Perry’s initial reaction to his life-decision to shake the dust of academia from his feet – irrevocable, like all Perry’s life-decisions – was to return to his grass roots. The only son of Dora and Alfred would put himself where their convictions had been. He would begin his teaching career all over again at the point where they had been forced to abandon theirs.

He would stop playing the intellectual high-flyer, sign up for an honest-to-God teacher-training course and, in their image, qualify as a secondary-school teacher in one of his country’s most deprived areas.

He would teach set subjects, and any sport they cared to throw at him, to children who needed him as a lifeline to self-fulfilment rather than as a ticket to middle-class prosperity.

But Gail was not as alarmed by this prospect as perhaps he intended her to be. For all his determination to be at the hard centre of life, there remained other unreconciled versions of him, and Gail was on familiar terms with most of them:

Yes, there was Perry the self-punishing student at London University where they had first met, who in the mould of T. E. Lawrence had taken his bicycle to France in the vacations and ridden it until he keeled over with exhaustion.

And yes, there was Perry the alpine adventurer, the Perry who could run no race and play no game, from seven-a-side rugby to pass the parcel with her nephews and nieces at Christmas time, without a compulsive need to win.

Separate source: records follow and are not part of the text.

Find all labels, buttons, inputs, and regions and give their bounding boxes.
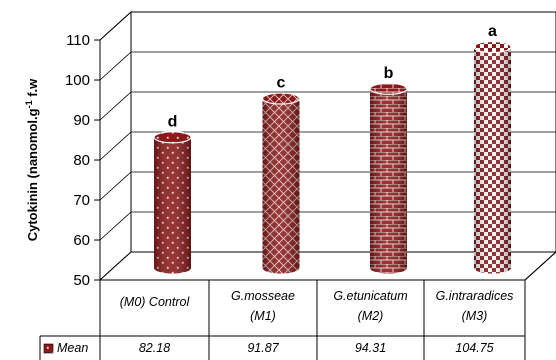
- bar-top: [261, 92, 301, 105]
- gridline: [99, 131, 132, 161]
- gridline: [99, 51, 132, 81]
- y-tick-label: 80: [73, 152, 90, 169]
- value-label: 82.18: [139, 341, 170, 355]
- bar-shading: [474, 47, 511, 274]
- bar: [473, 40, 512, 274]
- y-tick-label: 100: [65, 72, 90, 89]
- y-axis-label: Cytokinin (nanomol.g-1 f.w: [24, 78, 40, 241]
- category-label: (M1): [250, 309, 276, 323]
- legend-label: Mean: [57, 341, 88, 355]
- significance-letters: d c b a: [168, 23, 497, 130]
- value-label: 94.31: [355, 341, 386, 355]
- significance-letter: b: [384, 65, 394, 82]
- table-border: [524, 251, 556, 281]
- y-tick-label: 60: [73, 232, 90, 249]
- data-table: (M0) Control 82.18 G.mosseae (M1) 91.87 G.etu…: [39, 251, 556, 360]
- bar-shading: [262, 98, 300, 274]
- y-axis-ticks: 50 60 70 80 90 100 110: [65, 32, 100, 289]
- bar-top: [473, 40, 512, 54]
- legend-swatch: [43, 343, 54, 354]
- y-tick-label: 110: [66, 32, 90, 49]
- bar-top: [153, 131, 192, 144]
- category-label: G.intraradices: [436, 289, 514, 303]
- bar: [261, 92, 301, 274]
- value-label: 104.75: [455, 341, 493, 355]
- bar: [369, 82, 408, 274]
- value-label: 91.87: [247, 341, 279, 355]
- significance-letter: c: [277, 75, 286, 92]
- y-tick-label: 50: [73, 272, 90, 289]
- bar: [153, 131, 192, 274]
- category-label: (M3): [462, 309, 488, 323]
- gridline: [99, 171, 132, 201]
- significance-letter: a: [488, 23, 497, 40]
- gridline: [99, 91, 132, 121]
- bar-shading: [370, 88, 407, 274]
- bars: [153, 40, 512, 274]
- bar-top: [369, 82, 408, 95]
- gridline: [99, 11, 132, 41]
- gridline: [99, 211, 132, 241]
- category-label: G.etunicatum: [333, 289, 407, 303]
- y-tick-label: 70: [73, 192, 90, 209]
- category-label: (M2): [358, 309, 384, 323]
- category-label: (M0) Control: [120, 295, 191, 309]
- category-label: G.mosseae: [231, 289, 295, 303]
- significance-letter: d: [168, 113, 178, 130]
- bar-shading: [154, 137, 191, 274]
- y-tick-label: 90: [73, 112, 90, 129]
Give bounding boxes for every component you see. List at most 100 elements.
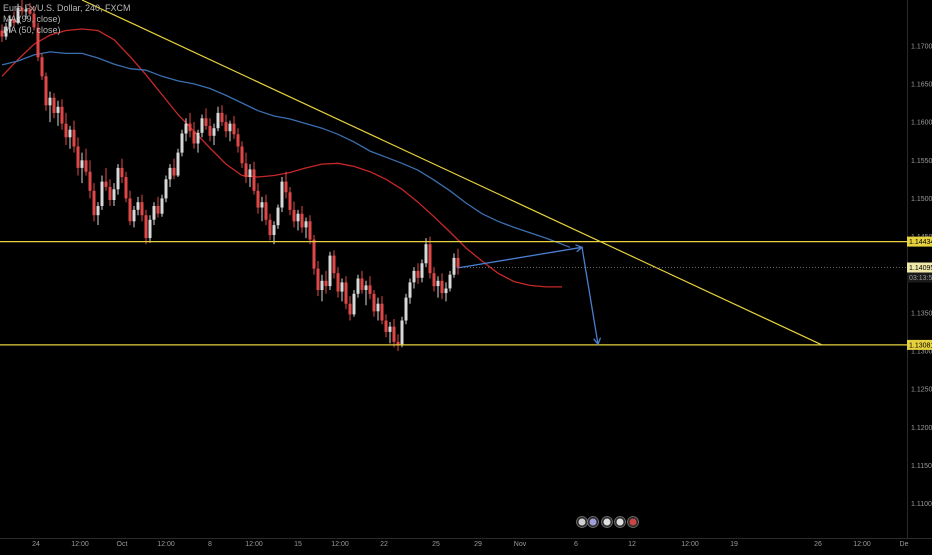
candle[interactable] [280, 177, 284, 213]
candle[interactable] [432, 267, 436, 292]
candle[interactable] [264, 194, 268, 226]
candle[interactable] [4, 22, 8, 40]
candle[interactable] [384, 314, 388, 338]
candle[interactable] [324, 270, 328, 294]
candle[interactable] [208, 118, 212, 142]
candle[interactable] [108, 179, 112, 206]
candle[interactable] [424, 238, 428, 268]
candle[interactable] [436, 276, 440, 298]
candle[interactable] [420, 259, 424, 283]
candle[interactable] [236, 128, 240, 153]
candle[interactable] [32, 6, 36, 31]
candle[interactable] [356, 274, 360, 298]
candle[interactable] [336, 267, 340, 298]
candle[interactable] [12, 11, 16, 27]
drawings-layer[interactable] [0, 0, 907, 346]
candle[interactable] [112, 183, 116, 206]
candle[interactable] [240, 141, 244, 168]
ma99-line[interactable] [1, 28, 562, 288]
candle[interactable] [0, 24, 4, 42]
candle[interactable] [340, 278, 344, 302]
candle[interactable] [456, 248, 460, 275]
candle[interactable] [284, 171, 288, 199]
candle[interactable] [412, 267, 416, 289]
candle[interactable] [296, 209, 300, 231]
candle[interactable] [372, 290, 376, 317]
candle[interactable] [48, 91, 52, 123]
candle[interactable] [416, 263, 420, 284]
candle[interactable] [228, 120, 232, 142]
candle[interactable] [300, 206, 304, 233]
candle[interactable] [160, 194, 164, 217]
event-flag-icon[interactable] [614, 516, 626, 528]
candle[interactable] [440, 273, 444, 300]
candle[interactable] [216, 106, 220, 132]
candle[interactable] [256, 183, 260, 214]
candle[interactable] [92, 183, 96, 222]
candle[interactable] [444, 282, 448, 302]
candle[interactable] [352, 290, 356, 317]
candle[interactable] [400, 316, 404, 348]
candle[interactable] [196, 129, 200, 153]
candle[interactable] [380, 296, 384, 325]
candle[interactable] [276, 204, 280, 229]
candle[interactable] [120, 158, 124, 184]
candle[interactable] [68, 125, 72, 149]
candle[interactable] [60, 99, 64, 130]
candle[interactable] [52, 93, 56, 119]
candle[interactable] [184, 118, 188, 142]
candle[interactable] [268, 213, 272, 241]
candle[interactable] [392, 319, 396, 348]
candle[interactable] [36, 22, 40, 61]
legend-ma50[interactable]: MA (50, close) [3, 25, 61, 35]
candle[interactable] [348, 296, 352, 321]
ma50-line[interactable] [1, 51, 571, 248]
candle[interactable] [64, 112, 68, 145]
candle[interactable] [396, 334, 400, 351]
candle[interactable] [360, 270, 364, 294]
candle[interactable] [144, 209, 148, 245]
candle[interactable] [96, 202, 100, 226]
economic-events[interactable] [576, 516, 639, 528]
candle[interactable] [180, 129, 184, 157]
candle[interactable] [292, 201, 296, 228]
candle[interactable] [328, 251, 332, 290]
candle[interactable] [84, 148, 88, 176]
candle[interactable] [260, 196, 264, 222]
candle[interactable] [212, 123, 216, 145]
candle[interactable] [232, 116, 236, 139]
candle[interactable] [128, 190, 132, 226]
legend-ma99[interactable]: MA (99, close) [3, 14, 61, 24]
candle[interactable] [140, 194, 144, 222]
candle[interactable] [252, 161, 256, 195]
candle[interactable] [332, 250, 336, 279]
legend-symbol[interactable]: Euro Fx/U.S. Dollar, 240, FXCM [3, 3, 131, 13]
candle[interactable] [56, 100, 60, 126]
candle[interactable] [388, 322, 392, 344]
candle[interactable] [176, 148, 180, 177]
candle[interactable] [152, 202, 156, 226]
event-flag-icon[interactable] [587, 516, 599, 528]
candle[interactable] [16, 3, 20, 25]
candle[interactable] [44, 72, 48, 111]
candle[interactable] [452, 253, 456, 278]
candle[interactable] [344, 276, 348, 310]
trendline[interactable] [81, 0, 823, 346]
candle[interactable] [408, 278, 412, 304]
candle[interactable] [404, 293, 408, 325]
candle[interactable] [116, 164, 120, 195]
candle[interactable] [428, 236, 432, 279]
candle[interactable] [172, 158, 176, 180]
candle[interactable] [320, 274, 324, 302]
candle[interactable] [220, 105, 224, 126]
candle[interactable] [24, 6, 28, 20]
candle[interactable] [100, 175, 104, 210]
candle[interactable] [104, 167, 108, 191]
candle[interactable] [200, 114, 204, 138]
candle[interactable] [132, 206, 136, 228]
time-axis[interactable]: 24 12:00 Oct 12:00 8 12:00 15 12:00 22 25 29 Nov 6 12… [32, 541, 908, 548]
candle[interactable] [308, 215, 312, 245]
candle[interactable] [192, 122, 196, 149]
candle[interactable] [168, 164, 172, 187]
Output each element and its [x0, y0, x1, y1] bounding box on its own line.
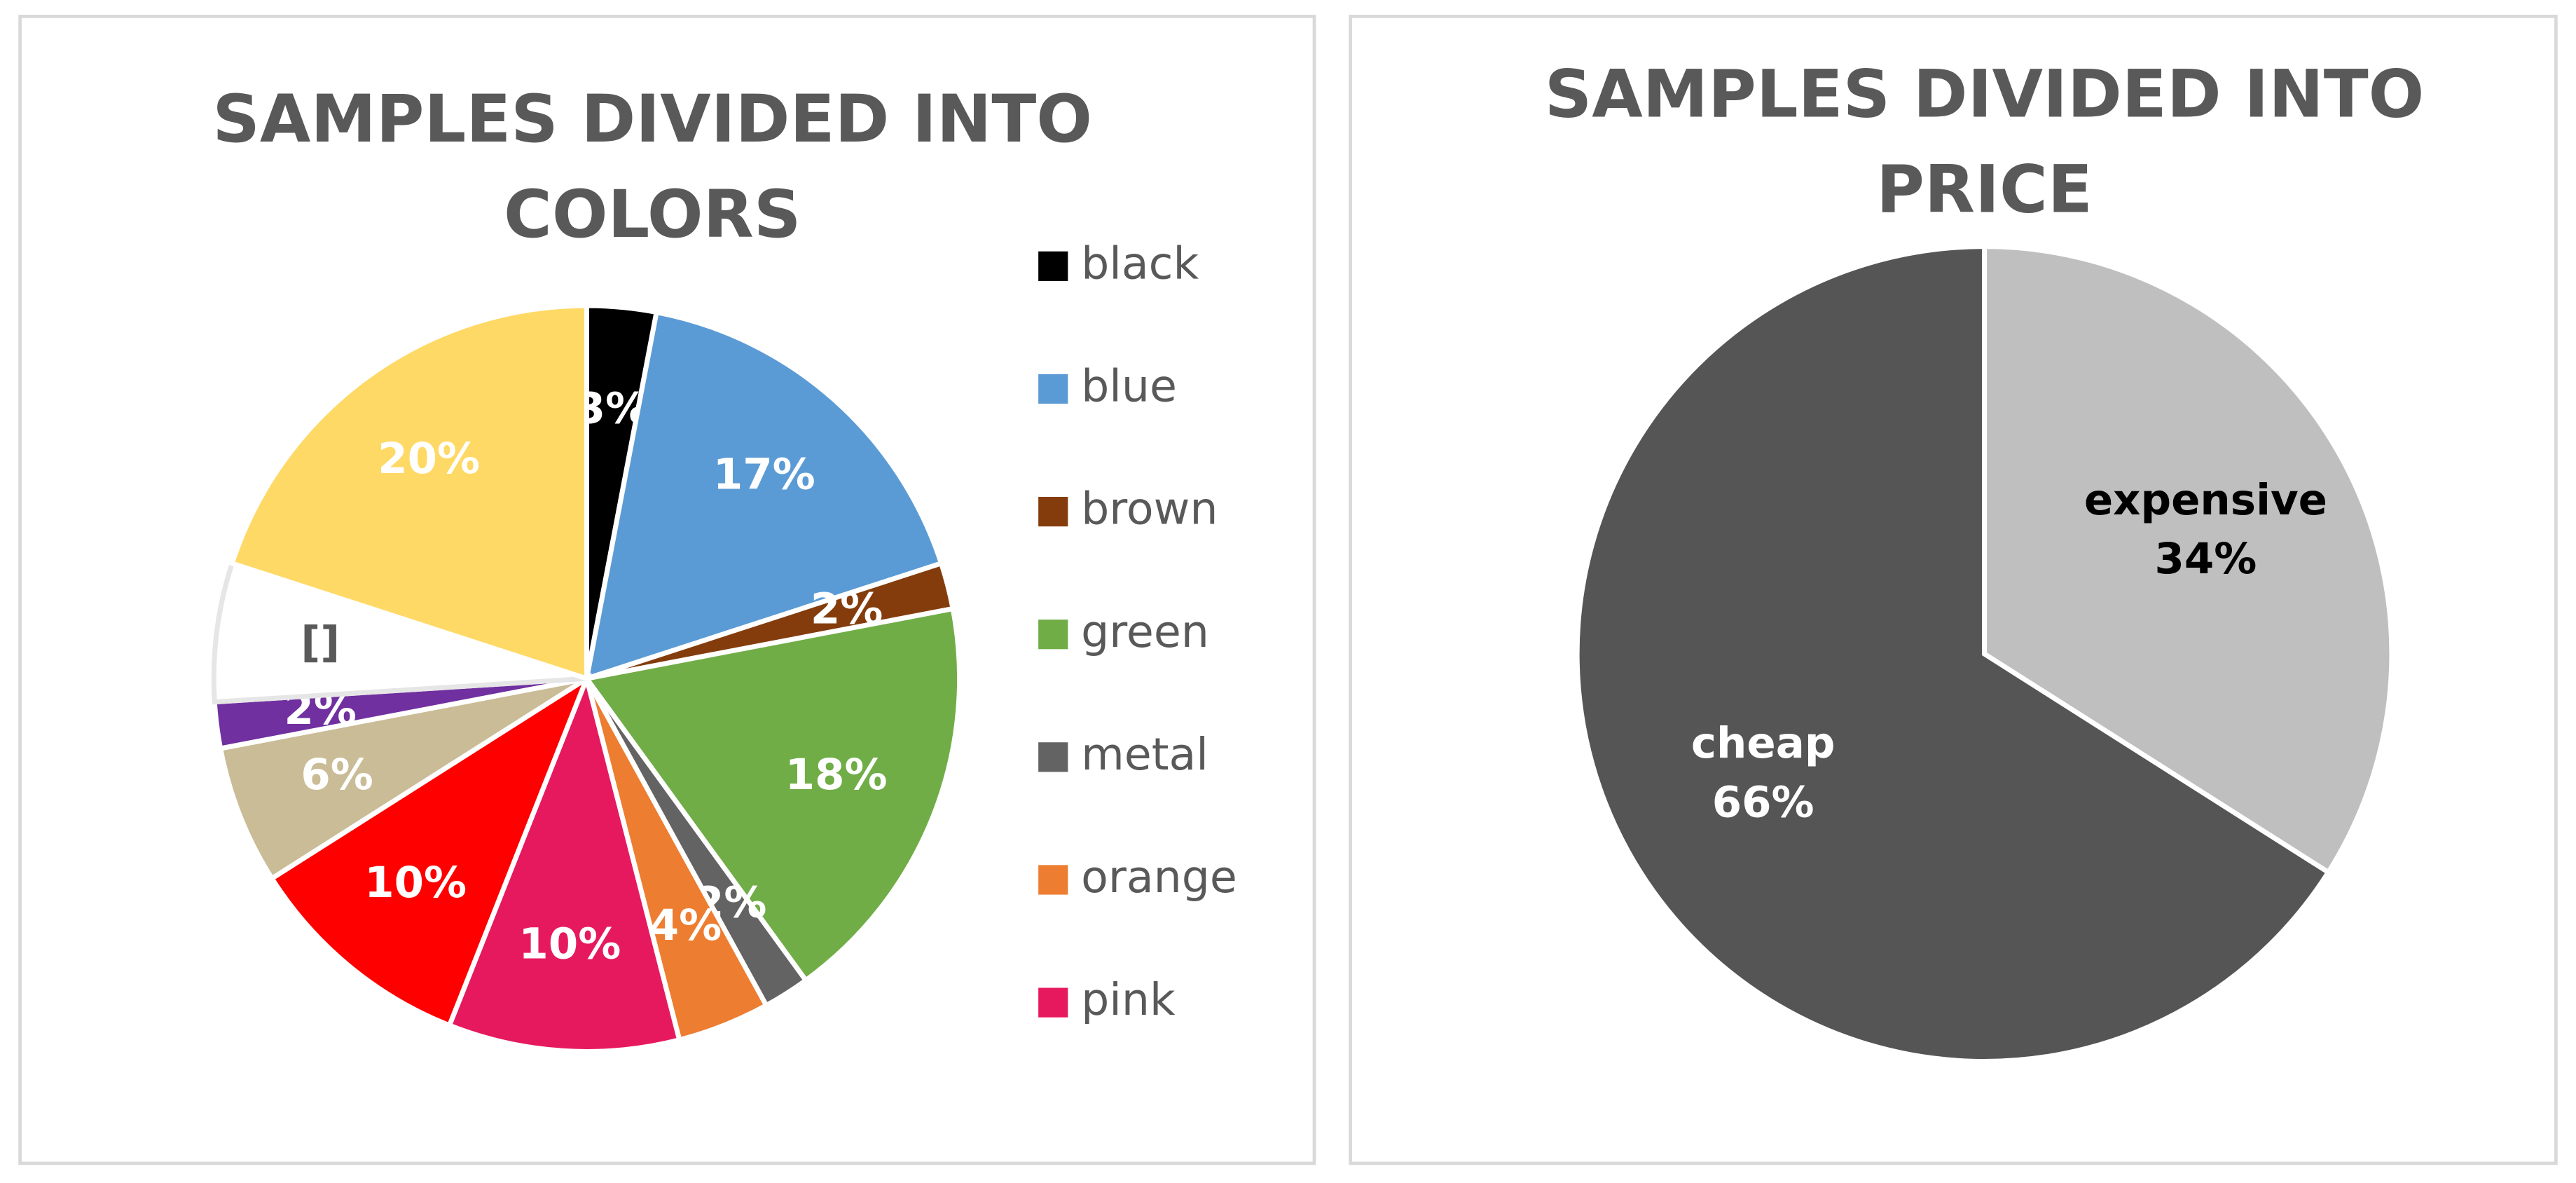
legend-swatch: [1038, 496, 1068, 527]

But there was also Perry the closet sybarite who treated himself to unpredictable bursts of luxury before hurrying back to his garret. And this was the Perry who stood on the best tennis court at the best recession-hit resort in Antigua on that early May morning before the sun got too high to play, with the Russian Dima one side of the net and Perry the other, and Gail wearing a swimsuit and a broad-brimmed floppy hat and a silky cover-up that covered very little, sitting amid an unlikely assembly of dead-eyed spectators, some dressed in black, who appeared to have sworn a collective oath not to smile, not to speak, and not to express any interest in the match they were being compelled to watch.

* * *

It was a lucky chance, in Gail’s opinion, that the Caribbean adventure had been planned in advance of Perry’s impulsive life-decision. Its inception dated back to darkest November when his father had fallen victim to the same cancer that had carried off his mother two years earlier, leaving Perry in a state of modest affluence. Not holding with inherited wealth, and being in two minds as to whether he should give all he had to the poor, Perry dithered. But after a campaign of attrition mounted by Gail, they had settled for a once-in-a-lifetime bargain tennis holiday in the sun.

And no holiday could have been better planned, as it turned out, for by the time they had embarked on it, even bigger decisions were staring them in the face:

What should Perry do with his life, and should they do it together?

Should Gail give up the Bar and step blindly into the azure yonder with him, or should she continue to pursue her meteoric career in London?

Or might it be time to admit that her career was no more meteoric than most young barristers’ careers, and should she therefore get herself pregnant, which was what Perry was forever urging her to do?

And if Gail, either out of impishness or self-defence, had a habit of turning large questions into little ones, there remained no doubt that the two of them were separately and together at life’s crossroads with some pretty heavy thinking to do, and that a holiday in Antigua looked like providing the ideal setting in which to do it.

* * *

Their flight was delayed, with the result that they didn’t check into their hotel till after midnight. Ambrose, the resort’s ubiquitous major-domo, showed them to their cabin. They rose late and by the time they had breakfasted on their balcony the sun was too hot for tennis. They swam on a three-quarters-empty beach, had a solitary lunch by the pool, made languorous love in the afternoon, and at six in the evening presented themselves at the pro’s shop, rested, happy, and eager for a game.

Seen from a distance, the resort was no more than a cluster of white cottages scattered along a mile-wide horseshoe of proverbial talcum-powder sand. Two promontories of rock strewn with scrub forest marked its extremities. Between them ran a coral reef and a line of fluorescent buoys to ward off nosy motor yachts. And on hidden terraces wrested from the hillside lay the resort’s championship-standard tennis courts. Meagre stone steps wound between flowering shrubs to the front door of the pro’s shop. Once through it, you entered tennis heaven, which was why Perry and Gail had chosen the place.

There were five courts and one centre court. Competition balls were kept in green refrigerators. Competition silver cups in glass cases bore the names of champions of yesteryear and Mark, the overweight Australian pro, was one of them.